LUKoil, the country's second-largest oil producer, could use shares it is set to buy back from ConocoPhillips for mergers and acquisitions or simply annul them, vice president Leonid Fedun said Friday.
"We can keep the stock on our balance for quite a long time. One option is to keep the shares as reserve funds because they have potential to grow in value. When the time comes, we will take a decision, to annul them or use them for M&A activity," he said.
LUKoil's Moscow-traded shares fell 2.1 percent Friday, underperforming the benchmark MICEX Index, which finished the day down 1.5 percent.
Conoco said Wednesday that it would sell its entire 20 percent stake in LUKoil, as the U.S. oil major looks to pay down debt and increase shareholder returns. The sale is not a part of Conoco's previously announced $10 billion asset divestiture program.
The U.S. oil producer also has a 30 percent stake in the Arctic oil and gas joint venture Naryanmarneftegaz, where LUKoil is majority owner.
"I don't think they have the intention of exiting. I don't think anyone would get out of a project that is making money," Fedun said.
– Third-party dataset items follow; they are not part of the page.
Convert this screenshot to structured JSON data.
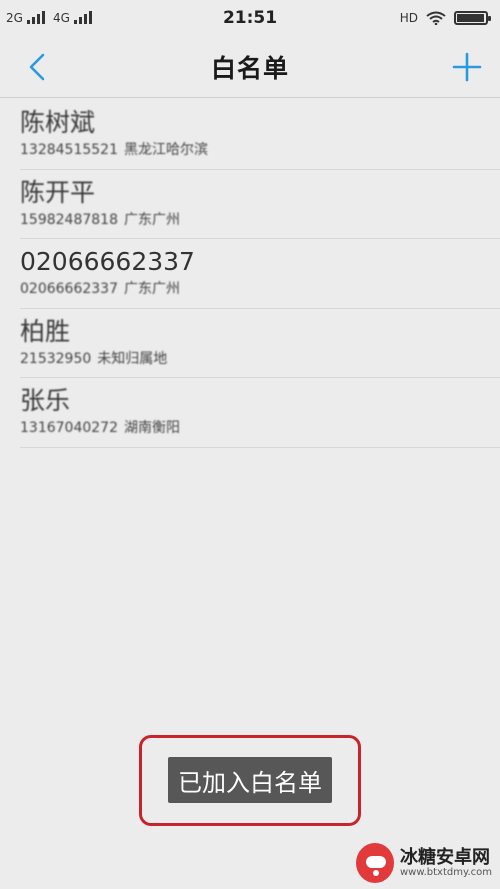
{
  "status_bar": {
    "network_1": "2G",
    "network_2": "4G",
    "time": "21:51",
    "hd_label": "HD"
  },
  "nav": {
    "title": "白名单",
    "back_icon": "chevron-left-icon",
    "add_icon": "plus-icon"
  },
  "contacts": [
    {
      "name": "陈树斌",
      "phone": "13284515521",
      "location": "黑龙江哈尔滨"
    },
    {
      "name": "陈开平",
      "phone": "15982487818",
      "location": "广东广州"
    },
    {
      "name": "02066662337",
      "phone": "02066662337",
      "location": "广东广州"
    },
    {
      "name": "柏胜",
      "phone": "21532950",
      "location": "未知归属地"
    },
    {
      "name": "张乐",
      "phone": "13167040272",
      "location": "湖南衡阳"
    }
  ],
  "toast": {
    "message": "已加入白名单"
  },
  "watermark": {
    "title": "冰糖安卓网",
    "url": "www.btxtdmy.com"
  },
  "colors": {
    "accent": "#2a9ae0",
    "highlight_border": "#c8242b",
    "toast_bg": "#575757",
    "background": "#ececec"
  }
}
LUKoil will buy back 40 percent of Conoco's 20 percent stake for $3.44 billion — using its own funds — with a 60-day option to buy back the remaining 11.61 percent that expires Sept. 26.
Conoco agreed to cap sales of stock in LUKoil so that third-party buyers do not accumulate more than 5 percent stakes, the U.S. energy company said in a Securities and Exchange Commission filing dated Wednesday.
Fedun said LUKoil valued Conoco's 11.61 percent share at about $5 billion and that several banks had already offered to help finance the deal.
"We are going to take a call at the last moment, at the end of September. If we think we should buy, we will. If the price doesn't work for us, we won't," said Fedun, who has a 9.27 percent stake in LUKoil.
LUKoil may have its long-term corporate credit rating cut one level to junk from BBB- should the company decide to buy more than 7.6 percent of its own shares, Standard & Poor's said Saturday.
"We expect a one-notch downgrade, if any, if LUKoil exercises the 11.6 percent buyback option, and likely an affirmation if the option is not exercised," the agency said in a statement.
S&P said it planned to resolve the credit-rating placement within three months as it evaluates additional information on the funding for those transactions and LUKoil's resulting liquidity.
(Reuters, Bloomberg)
LUKoil has won approval from Croatia's anti-monopoly agency to buy small fuel retailer Crobenz from national oil and gas group INA.
The anti-monopoly agency AZTN confirmed on Friday that it had given the green light for the sale to LUKoil, which is already present in Croatia but has a small market share.
AZTN last year ordered INA to sell Crobenz, which owns 14 gasoline stations in Croatia, after INA's biggest shareholder, Hungary's MOL, increased its stake to 47 percent.